There's a danger of putting your heel on the floor during the first move, and sometimes as you move upwards there's a doubt in the back of your mind whether you weighted it, but not this time. This time i must have been in a slightly different position and the holds just felt better! Everything happened right. All the holds caught perfect, adjusted to get the best out of them and moved past. As I matched up on the good dishes over the roof the thought 'dont blow it now' kept coming back, and I pictured myself crumpled on the pads having fallen from here. Engaged maximum safety slow motion climbing mode, and thankfully, this bit was both easy and well rehearsed. I scuttled to the jugs, panting like a cornered nun. YYFY!

Friday, 17 February 2012

rock climbing

Since we've been back, I just wanted to go climbing. I have suspended any aspirations and have just gone out and done stuff (as opposed to projecting things, or getting sucked into any sieges). When we got back from Swizzers I was a bit down on my climbing, and this is what I needed to give me my mojo back. It's all well and good coming home with some big numbers in the bank, but climbing is more than just occasionally doing hard stuff, it should also be fun. Years ago Roy told me to stop training and go climbing - sage advice, and something which really helped me as a climber.
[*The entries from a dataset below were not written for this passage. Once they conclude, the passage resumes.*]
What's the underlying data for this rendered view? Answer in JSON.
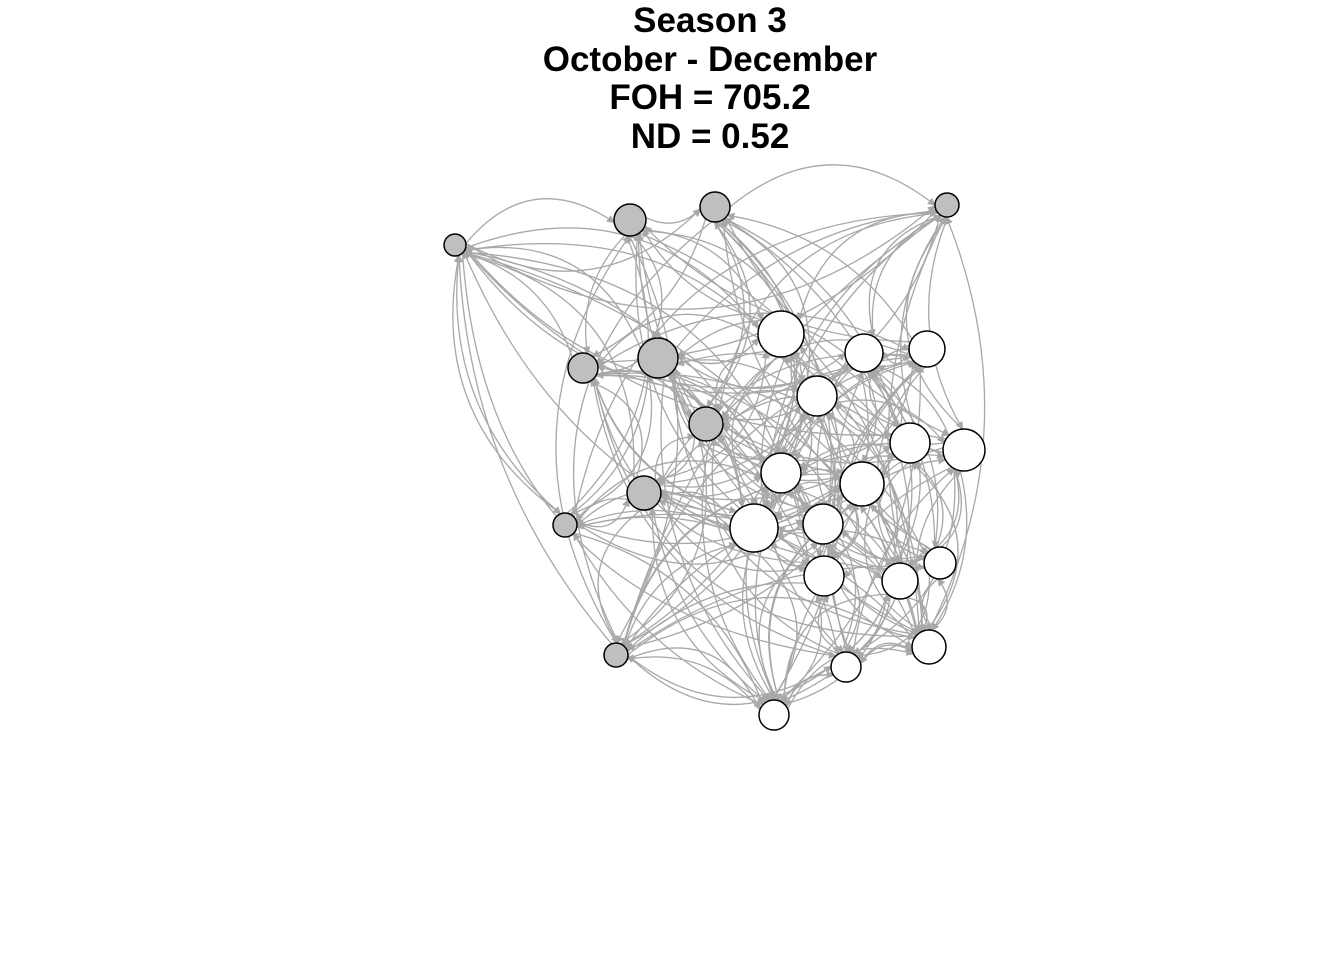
{
  "title": {
    "line1": "Season 3",
    "line2": "October - December",
    "line3": "FOH = 705.2",
    "line4": "ND = 0.52"
  },
  "graph": {
    "edge_color": "#a8a8a8",
    "group_colors": {
      "gray": "#bfbfbf",
      "white": "#ffffff"
    },
    "nodes": [
      {
        "id": "g1",
        "group": "gray"
      },
      {
        "id": "g2",
        "group": "gray"
      },
      {
        "id": "g3",
        "group": "gray"
      },
      {
        "id": "g4",
        "group": "gray"
      },
      {
        "id": "g5",
        "group": "gray"
      },
      {
        "id": "g6",
        "group": "gray"
      },
      {
        "id": "g7",
        "group": "gray"
      },
      {
        "id": "g8",
        "group": "gray"
      },
      {
        "id": "g9",
        "group": "gray"
      },
      {
        "id": "g10",
        "group": "gray"
      },
      {
        "id": "w1",
        "group": "white"
      },
      {
        "id": "w2",
        "group": "white"
      },
      {
        "id": "w3",
        "group": "white"
      },
      {
        "id": "w4",
        "group": "white"
      },
      {
        "id": "w5",
        "group": "white"
      },
      {
        "id": "w6",
        "group": "white"
      },
      {
        "id": "w7",
        "group": "white"
      },
      {
        "id": "w8",
        "group": "white"
      },
      {
        "id": "w9",
        "group": "white"
      },
      {
        "id": "w10",
        "group": "white"
      },
      {
        "id": "w11",
        "group": "white"
      },
      {
        "id": "w12",
        "group": "white"
      },
      {
        "id": "w13",
        "group": "white"
      },
      {
        "id": "w14",
        "group": "white"
      },
      {
        "id": "w15",
        "group": "white"
      },
      {
        "id": "w16",
        "group": "white"
      }
    ]
  }
}
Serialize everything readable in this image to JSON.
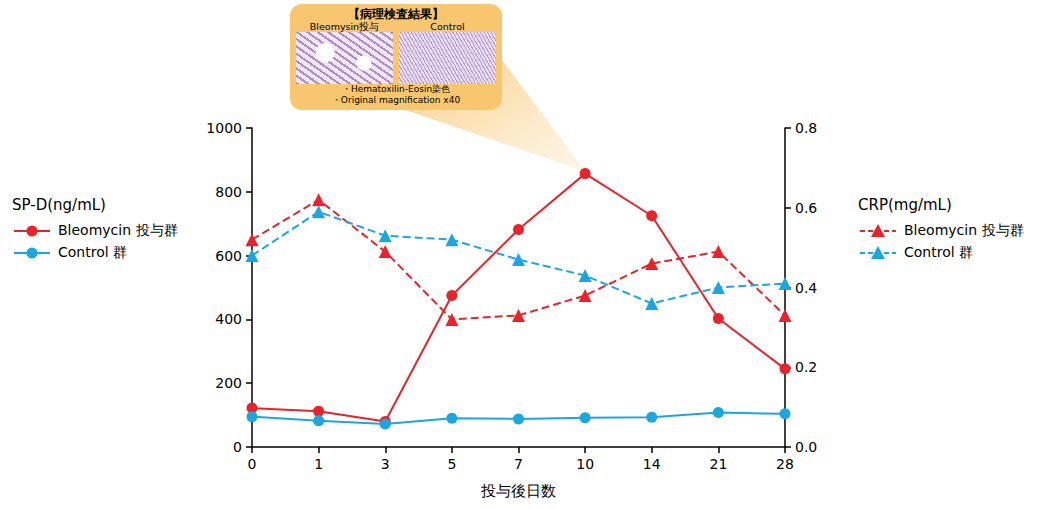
{
  "chart_data": {
    "type": "line",
    "xlabel": "投与後日数",
    "ylabel": "SP-D(ng/mL)",
    "y2label": "CRP(mg/mL)",
    "categories": [
      "0",
      "1",
      "3",
      "5",
      "7",
      "10",
      "14",
      "21",
      "28"
    ],
    "ylim": [
      0,
      1000
    ],
    "yticks": [
      0,
      200,
      400,
      600,
      800,
      1000
    ],
    "y2lim": [
      0,
      0.8
    ],
    "y2ticks": [
      {
        "value": 0,
        "label": "0.0"
      },
      0.2,
      0.4,
      0.6,
      0.8
    ],
    "grid": false,
    "legend": "outside",
    "series": [
      {
        "name": "Bleomycin 投与群",
        "axis": "y",
        "color": "#e8232a",
        "marker": "circle",
        "line_style": "solid",
        "values": [
          122,
          112,
          80,
          475,
          682,
          857,
          725,
          403,
          245
        ]
      },
      {
        "name": "Control 群",
        "axis": "y",
        "color": "#1ba6df",
        "marker": "circle",
        "line_style": "solid",
        "values": [
          95,
          82,
          72,
          90,
          88,
          92,
          93,
          108,
          104
        ]
      },
      {
        "name": "Bleomycin 投与群",
        "axis": "y2",
        "color": "#e8232a",
        "marker": "triangle",
        "line_style": "dashed",
        "values": [
          0.52,
          0.62,
          0.49,
          0.32,
          0.33,
          0.38,
          0.46,
          0.49,
          0.33
        ]
      },
      {
        "name": "Control 群",
        "axis": "y2",
        "color": "#1ba6df",
        "marker": "triangle",
        "line_style": "dashed",
        "values": [
          0.48,
          0.59,
          0.53,
          0.52,
          0.47,
          0.43,
          0.36,
          0.4,
          0.41
        ]
      }
    ],
    "annotation": {
      "title": "【病理検査結果】",
      "panels": [
        "Bleomysin投与",
        "Control"
      ],
      "notes": [
        "・Hematoxilin-Eosin染色",
        "・Original magnification x40"
      ],
      "category": "10"
    }
  }
}
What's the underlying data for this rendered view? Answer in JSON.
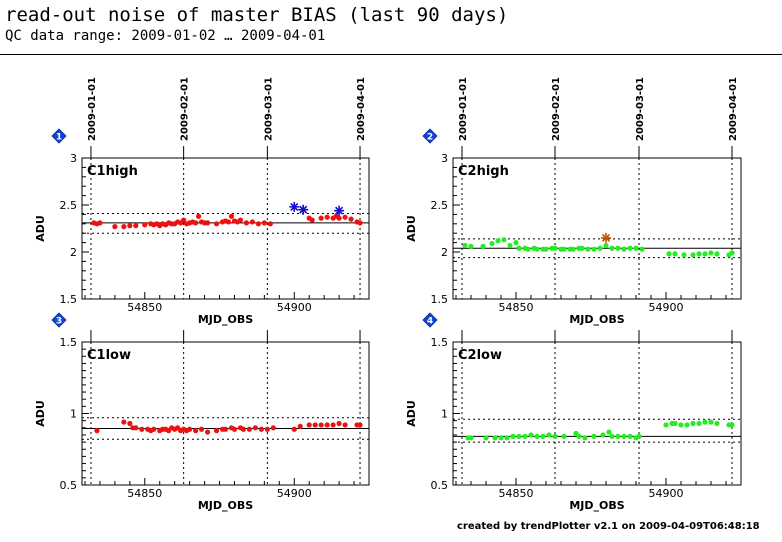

I love training, and I love doing hard moves on the board (ok, ok - hard moves for me - yeah, they might be jugs to you), but I also love getting to the top of actual rock climbs, and going to new places. So, since we have been back I have been on a bit of mopping up mission. Getting some stuff I have meant to do for ages done, and boshing out some new steady ones as well. Here's a list of the scuffles of the last few weeks :

1) Small is beautiful, burbizzle. Always quite fancied this for some reason. John Allen classic. Dispatched in a lunchtime raid the week after Swizzers.
2) Velvet Crab, burbage again. Me and Ed went out that saturday it was freezing cold and finally went and closed this one down. There's some fat guy on it in the guide, so it cant be that hard... ;-P
3) Blind Date, Burbage. Done on the same day as above, as the snow started. pretty log, but for completeness sake.
RingPiece, Ilkley. Can this really be 7b+? Went after work, thinking it didnt look that far (from Pudsey), it is, and the roads are busy. Meant to do Superset as well, but it went dark and I went for chips. Is the Pub nice? it looks it.
4) Jess Roof, Almscliff. Hooray! I have had odd goes on this here and there over the years, but I am always on my own, and its a bit scary. This one was this Tuesday. Lovely day - incredible condition at the cliff, just got on and rinsed it. Very pleased.
5) Streaky's Traverse, Almscliff - a bit shit, but another one done.
6) Buffy wants daddy, Almscliff. See above really. Quite interested in the link ups.
7) Jerry's Traverse, Stanage. This Wednesday - now I know this is a bum drag and possibly the least most inspiring problem at one of the best crags in the Peak, but its a good one to do on your own (although I wasnt), and once I got started on it i wanted it done.

Its been fun, actually doing things.